Posted by c in education, energy, healthy, history, influence, juneau, pals (Monday May 19, 2008 at 4:31 am)

the Juneau Public Library dims interior lights these days to conserve electricity.

Pollee and i head back to Juneau tomorrow to celebrate the wedding of our pals for a few days and suck up some of the air up there in the Great Northern latitudes.

The town has entered into a renaissance of sorts lately, in terms of folks coming together under a rather stressful situation.

As most of you have prolly read, an avalance on April 16th put the city into a conniption when power lines between Juneau and the hydroelectric power plant at Snettisham were severed, driving the price per kilowatt hour from 11 cents to 53.

From the New York Times article posted on Wednesday :

Conservationists swoon at the possibility of it all. Here in Alaska, where melting arctic ice and eroding coastlines have made global warming an urgent threat, this little city has cut its electricity use by more than 30 percent in a matter of weeks, instantly establishing itself as a role model for how to go green, and fast.

Comfort has been recalibrated. The public sauna has been closed and the lights have been dimmed at the indoor community pool. At the library, one of the two elevators was shut down after someone figured out it cost 20 cents for each round trip. The thermostat at the convention center was dialed down eight degrees, to 60. The marquee outside is dark.

Schoolchildren sacrifice Nintendo time and boast at show-and-tell of kilowatts saved.
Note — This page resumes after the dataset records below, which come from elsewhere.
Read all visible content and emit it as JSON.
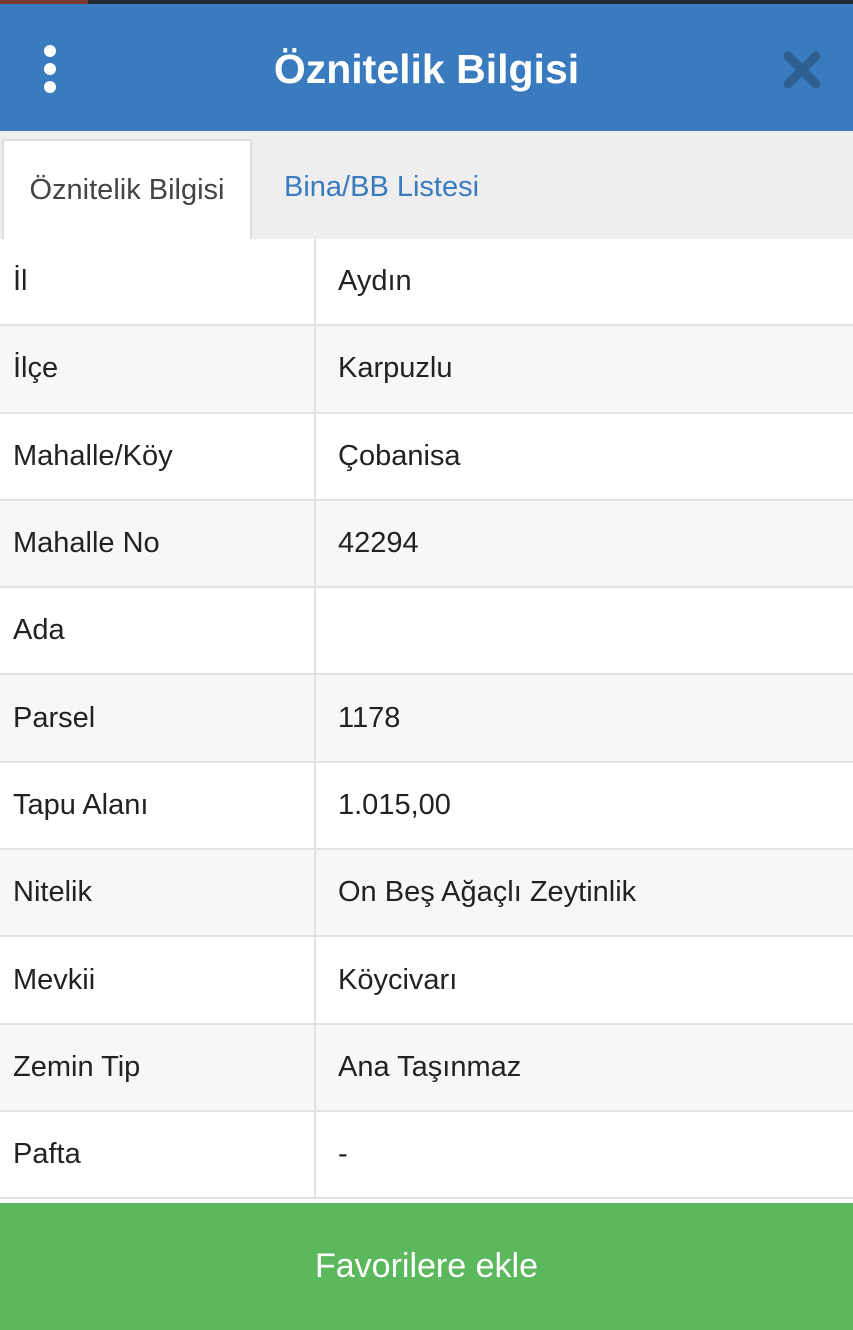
{
  "header": {
    "title": "Öznitelik Bilgisi",
    "menu_icon": "more-vertical-icon",
    "close_icon": "close-icon",
    "background_color": "#3a7bbf"
  },
  "tabs": [
    {
      "label": "Öznitelik Bilgisi",
      "active": true
    },
    {
      "label": "Bina/BB Listesi",
      "active": false
    }
  ],
  "attributes": [
    {
      "label": "İl",
      "value": "Aydın"
    },
    {
      "label": "İlçe",
      "value": "Karpuzlu"
    },
    {
      "label": "Mahalle/Köy",
      "value": "Çobanisa"
    },
    {
      "label": "Mahalle No",
      "value": "42294"
    },
    {
      "label": "Ada",
      "value": ""
    },
    {
      "label": "Parsel",
      "value": "1178"
    },
    {
      "label": "Tapu Alanı",
      "value": "1.015,00"
    },
    {
      "label": "Nitelik",
      "value": "On Beş Ağaçlı Zeytinlik"
    },
    {
      "label": "Mevkii",
      "value": "Köycivarı"
    },
    {
      "label": "Zemin Tip",
      "value": "Ana Taşınmaz"
    },
    {
      "label": "Pafta",
      "value": "-"
    }
  ],
  "footer": {
    "button_label": "Favorilere ekle",
    "button_color": "#5cb85c"
  }
}
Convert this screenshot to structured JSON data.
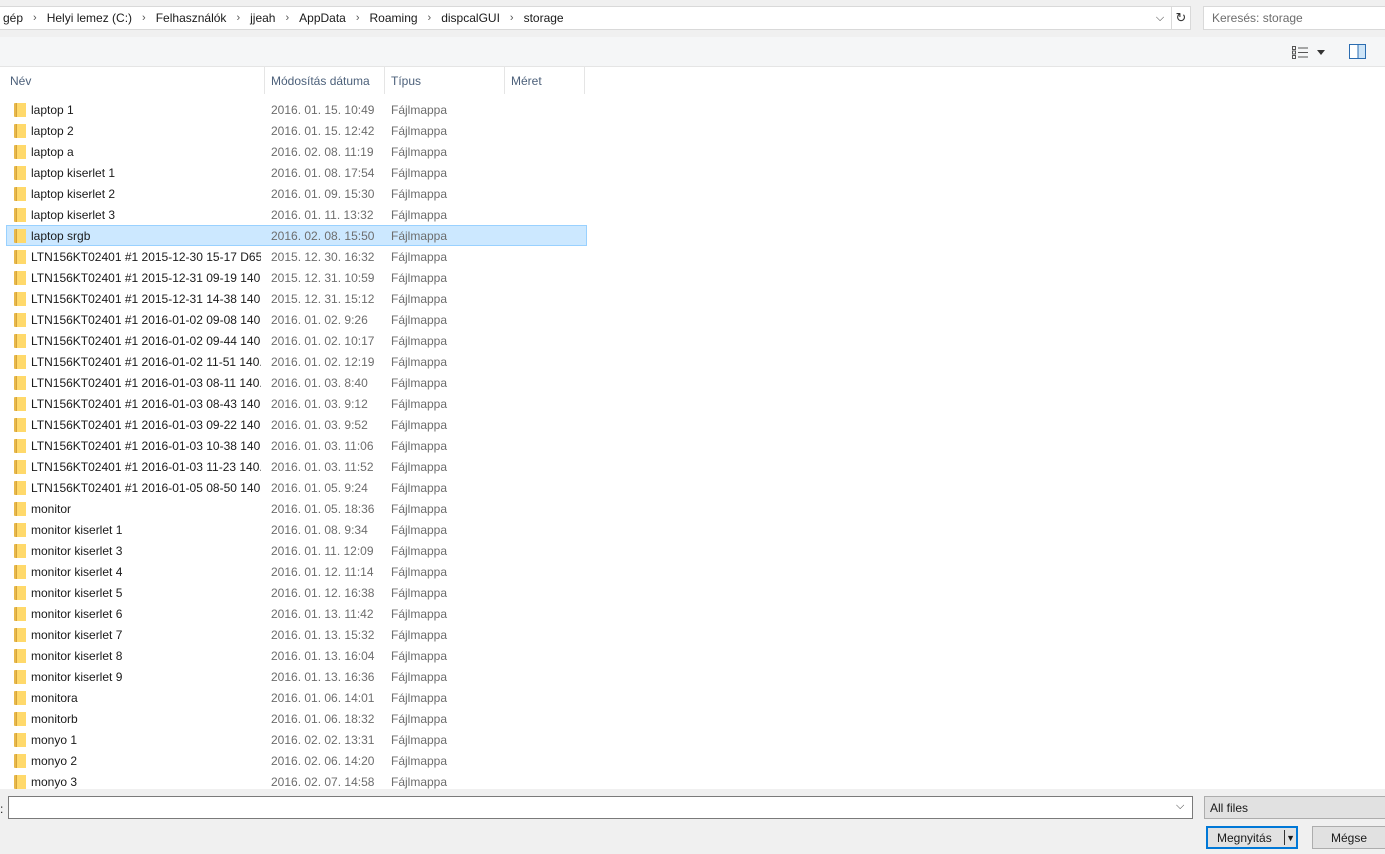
{
  "breadcrumb": [
    "gép",
    "Helyi lemez (C:)",
    "Felhasználók",
    "jjeah",
    "AppData",
    "Roaming",
    "dispcalGUI",
    "storage"
  ],
  "search": {
    "placeholder": "Keresés: storage"
  },
  "columns": {
    "name": "Név",
    "date": "Módosítás dátuma",
    "type": "Típus",
    "size": "Méret"
  },
  "files": [
    {
      "name": "laptop 1",
      "date": "2016. 01. 15. 10:49",
      "type": "Fájlmappa"
    },
    {
      "name": "laptop 2",
      "date": "2016. 01. 15. 12:42",
      "type": "Fájlmappa"
    },
    {
      "name": "laptop a",
      "date": "2016. 02. 08. 11:19",
      "type": "Fájlmappa"
    },
    {
      "name": "laptop kiserlet 1",
      "date": "2016. 01. 08. 17:54",
      "type": "Fájlmappa"
    },
    {
      "name": "laptop kiserlet 2",
      "date": "2016. 01. 09. 15:30",
      "type": "Fájlmappa"
    },
    {
      "name": "laptop kiserlet 3",
      "date": "2016. 01. 11. 13:32",
      "type": "Fájlmappa"
    },
    {
      "name": "laptop srgb",
      "date": "2016. 02. 08. 15:50",
      "type": "Fájlmappa",
      "selected": true
    },
    {
      "name": "LTN156KT02401 #1 2015-12-30 15-17 D65...",
      "date": "2015. 12. 30. 16:32",
      "type": "Fájlmappa"
    },
    {
      "name": "LTN156KT02401 #1 2015-12-31 09-19 140...",
      "date": "2015. 12. 31. 10:59",
      "type": "Fájlmappa"
    },
    {
      "name": "LTN156KT02401 #1 2015-12-31 14-38 140...",
      "date": "2015. 12. 31. 15:12",
      "type": "Fájlmappa"
    },
    {
      "name": "LTN156KT02401 #1 2016-01-02 09-08 140...",
      "date": "2016. 01. 02. 9:26",
      "type": "Fájlmappa"
    },
    {
      "name": "LTN156KT02401 #1 2016-01-02 09-44 140...",
      "date": "2016. 01. 02. 10:17",
      "type": "Fájlmappa"
    },
    {
      "name": "LTN156KT02401 #1 2016-01-02 11-51 140...",
      "date": "2016. 01. 02. 12:19",
      "type": "Fájlmappa"
    },
    {
      "name": "LTN156KT02401 #1 2016-01-03 08-11 140...",
      "date": "2016. 01. 03. 8:40",
      "type": "Fájlmappa"
    },
    {
      "name": "LTN156KT02401 #1 2016-01-03 08-43 140...",
      "date": "2016. 01. 03. 9:12",
      "type": "Fájlmappa"
    },
    {
      "name": "LTN156KT02401 #1 2016-01-03 09-22 140...",
      "date": "2016. 01. 03. 9:52",
      "type": "Fájlmappa"
    },
    {
      "name": "LTN156KT02401 #1 2016-01-03 10-38 140...",
      "date": "2016. 01. 03. 11:06",
      "type": "Fájlmappa"
    },
    {
      "name": "LTN156KT02401 #1 2016-01-03 11-23 140...",
      "date": "2016. 01. 03. 11:52",
      "type": "Fájlmappa"
    },
    {
      "name": "LTN156KT02401 #1 2016-01-05 08-50 140...",
      "date": "2016. 01. 05. 9:24",
      "type": "Fájlmappa"
    },
    {
      "name": "monitor",
      "date": "2016. 01. 05. 18:36",
      "type": "Fájlmappa"
    },
    {
      "name": "monitor kiserlet 1",
      "date": "2016. 01. 08. 9:34",
      "type": "Fájlmappa"
    },
    {
      "name": "monitor kiserlet 3",
      "date": "2016. 01. 11. 12:09",
      "type": "Fájlmappa"
    },
    {
      "name": "monitor kiserlet 4",
      "date": "2016. 01. 12. 11:14",
      "type": "Fájlmappa"
    },
    {
      "name": "monitor kiserlet 5",
      "date": "2016. 01. 12. 16:38",
      "type": "Fájlmappa"
    },
    {
      "name": "monitor kiserlet 6",
      "date": "2016. 01. 13. 11:42",
      "type": "Fájlmappa"
    },
    {
      "name": "monitor kiserlet 7",
      "date": "2016. 01. 13. 15:32",
      "type": "Fájlmappa"
    },
    {
      "name": "monitor kiserlet 8",
      "date": "2016. 01. 13. 16:04",
      "type": "Fájlmappa"
    },
    {
      "name": "monitor kiserlet 9",
      "date": "2016. 01. 13. 16:36",
      "type": "Fájlmappa"
    },
    {
      "name": "monitora",
      "date": "2016. 01. 06. 14:01",
      "type": "Fájlmappa"
    },
    {
      "name": "monitorb",
      "date": "2016. 01. 06. 18:32",
      "type": "Fájlmappa"
    },
    {
      "name": "monyo 1",
      "date": "2016. 02. 02. 13:31",
      "type": "Fájlmappa"
    },
    {
      "name": "monyo 2",
      "date": "2016. 02. 06. 14:20",
      "type": "Fájlmappa"
    },
    {
      "name": "monyo 3",
      "date": "2016. 02. 07. 14:58",
      "type": "Fájlmappa"
    }
  ],
  "bottom": {
    "filename_label": ":",
    "filename_value": "",
    "filetype": "All files",
    "open_label": "Megnyitás",
    "cancel_label": "Mégse"
  },
  "icons": {
    "folder": "folder-icon",
    "breadcrumb_sep": "chevron-right-icon",
    "refresh": "refresh-icon",
    "view": "view-options-icon",
    "preview": "preview-pane-icon"
  },
  "colors": {
    "selection_bg": "#cce8ff",
    "selection_border": "#99d1ff",
    "accent": "#0078d7",
    "folder": "#ffd96b"
  }
}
Hotels consult safety regulations to be sure they have not unscrewed too many light bulbs in the hallways. On a recent weekday, all but one of the dozens of television screens on display at the big Fred Meyer store were black — off, that is.

Yet even as they embrace a fluorescent future, the 31,000 residents of Juneau, the state capital, are not necessarily doing it for the greater good. They face a more local inconvenient truth. Electricity rates rocketed about 400 percent after an avalanche on April 16 destroyed several major transmission towers that delivered more than 80 percent of the city’s power from a hydroelectric dam about 40 miles south.

We are looking forward to the spartan spirit now thriving in our old neighborhood of 5 years and are anticipating that with more computers, TV and other gadgets turned off more often than on, we’ll be able to squeeze even more hang time out of this trip than usual.

It’s good to recalibrate our comfort amidst a culture that borders on sloth.